When we consider competition, the first thing we tend to think of is competing on price. However, there are other ways that rivals might try to win business from your potential customers, for example:

  • Bringing out a new model – this could be a better product, such as a more effective vacuum cleaner or production machinery that saves money by reducing energy bills, or it could be a desirable product such as a new computer game or fashion item;
  • Providing better customer service – for example a hotel or restaurant with a more personal touch or a company offering a genuine 24/7 service call out;
  • Offering a specific USP that makes customers desire a product irrespective of price, for example Fairtrade products or energy produced from renewable sources;
  • Marketing campaigns – clever marketing campaigns, taglines and branding can make a company’s products or services more desirable, and targeting new audiences can win market share, for example through social media campaigns.

On occasion, a new company will completely shake up an established industry by bringing in a new way of doing business. This may cause competitors to change their own business models or lead to companies folding through failure to adapt.

What are the downsides of industry competition?

Fierce competition, in particular price wars, can be detrimental to the companies involved, as it can result in reduced profit margins all round. It can also lead to large corporations driving smaller businesses out of the market, affecting the local economy and reducing future choice for consumers.

And the upsides?

Healthy competition can lead to innovation, resulting in better products reaching the market or more effective in-house systems. Bringing new products to market can not only benefit the companies producing them but also boost the local economy through growth and jobs.

Price wars and other forms of competition can sometimes benefit consumers more than the companies involved, for example through making cheaper or better products more accessible, or ensuring a market is well-regulated.
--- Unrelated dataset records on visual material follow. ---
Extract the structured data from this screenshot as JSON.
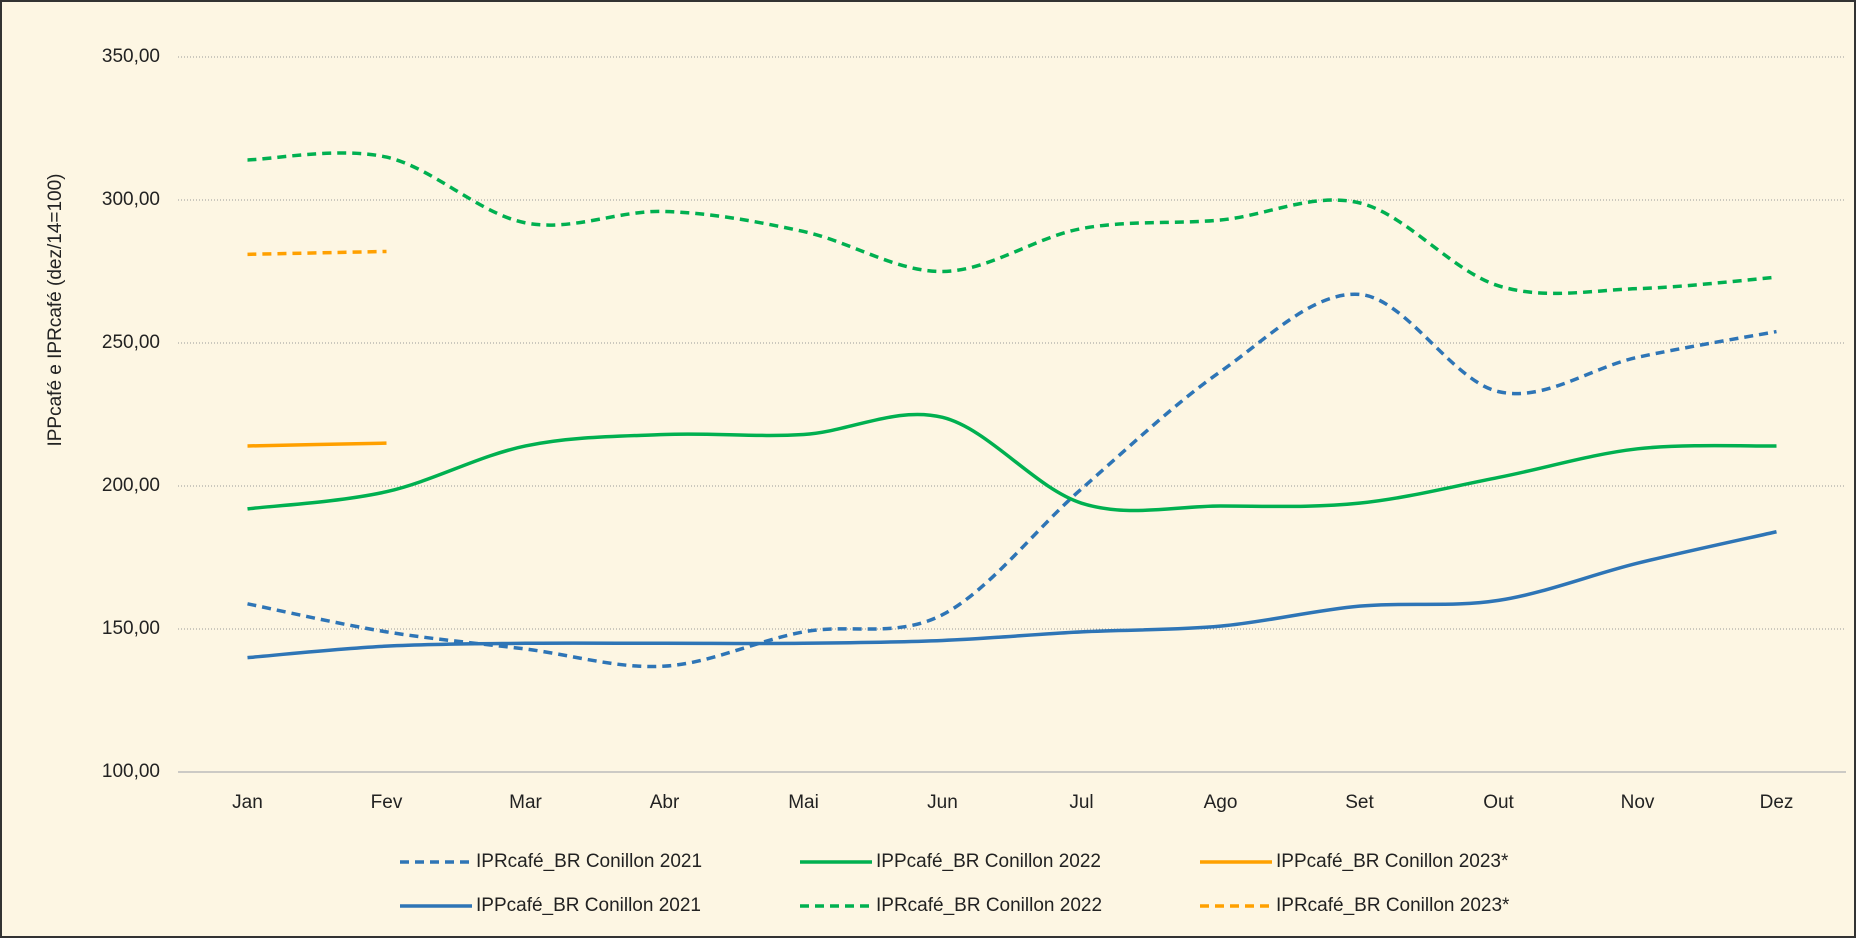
{
  "chart_data": {
    "type": "line",
    "y_label": "IPPcafé e IPRcafé (dez/14=100)",
    "categories": [
      "Jan",
      "Fev",
      "Mar",
      "Abr",
      "Mai",
      "Jun",
      "Jul",
      "Ago",
      "Set",
      "Out",
      "Nov",
      "Dez"
    ],
    "ylim": [
      100,
      350
    ],
    "yticks": [
      {
        "value": 100,
        "label": "100,00"
      },
      {
        "value": 150,
        "label": "150,00"
      },
      {
        "value": 200,
        "label": "200,00"
      },
      {
        "value": 250,
        "label": "250,00"
      },
      {
        "value": 300,
        "label": "300,00"
      },
      {
        "value": 350,
        "label": "350,00"
      }
    ],
    "grid": true,
    "legend": "bottom",
    "series": [
      {
        "name": "IPRcafé_BR Conillon 2021",
        "color": "#2e75b6",
        "dashed": true,
        "values": [
          158.8,
          149,
          143,
          137,
          149,
          155,
          199,
          240,
          267,
          233,
          245,
          254
        ]
      },
      {
        "name": "IPPcafé_BR Conillon 2022",
        "color": "#00b050",
        "dashed": false,
        "values": [
          192,
          198,
          214,
          218,
          218,
          224,
          194,
          193,
          194,
          203,
          213,
          214
        ]
      },
      {
        "name": "IPPcafé_BR Conillon 2023*",
        "color": "#ffa000",
        "dashed": false,
        "values": [
          214,
          215,
          null,
          null,
          null,
          null,
          null,
          null,
          null,
          null,
          null,
          null
        ]
      },
      {
        "name": "IPPcafé_BR Conillon 2021",
        "color": "#2e75b6",
        "dashed": false,
        "values": [
          140,
          144,
          145,
          145,
          145,
          146,
          149,
          151,
          158,
          160,
          173,
          184
        ]
      },
      {
        "name": "IPRcafé_BR Conillon 2022",
        "color": "#00b050",
        "dashed": true,
        "values": [
          314,
          315,
          292,
          296,
          289,
          275,
          290,
          293,
          299,
          270,
          269,
          273
        ]
      },
      {
        "name": "IPRcafé_BR Conillon 2023*",
        "color": "#ffa000",
        "dashed": true,
        "values": [
          281,
          282,
          null,
          null,
          null,
          null,
          null,
          null,
          null,
          null,
          null,
          null
        ]
      }
    ]
  }
}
What other factors might come into play?

Other factors can include changes to industry growth. For example, the launch of mobile phones led to many competing companies entering the market; however, after a while, this growth slowed as the number of new customers decreased and the focus switched more to servicing existing customers.

Companies offering generic products, such as energy companies offering gas and electric to consumers, will usually compete mostly on price as there are few other points of difference.

As with Potential Entrants and Substitutes, ease of switching can also play a part, as if a consumer is not tied into a long contract, it’s easier for an industry competitor to lure them away from their existing provider.

Finally, some large companies with long-term strategies will be prepared to reduce profit or even make a loss in the short term in order to dominate a market in the long term, which can be a difficult proposition for smaller competitors.


Competition can take many forms and every business should be aware of the different ways companies compete, from price and customer service to marketing and innovation. Forward-thinking companies will know exactly who their industry competitors are, whether they are long-standing rivals or new entrants in the market.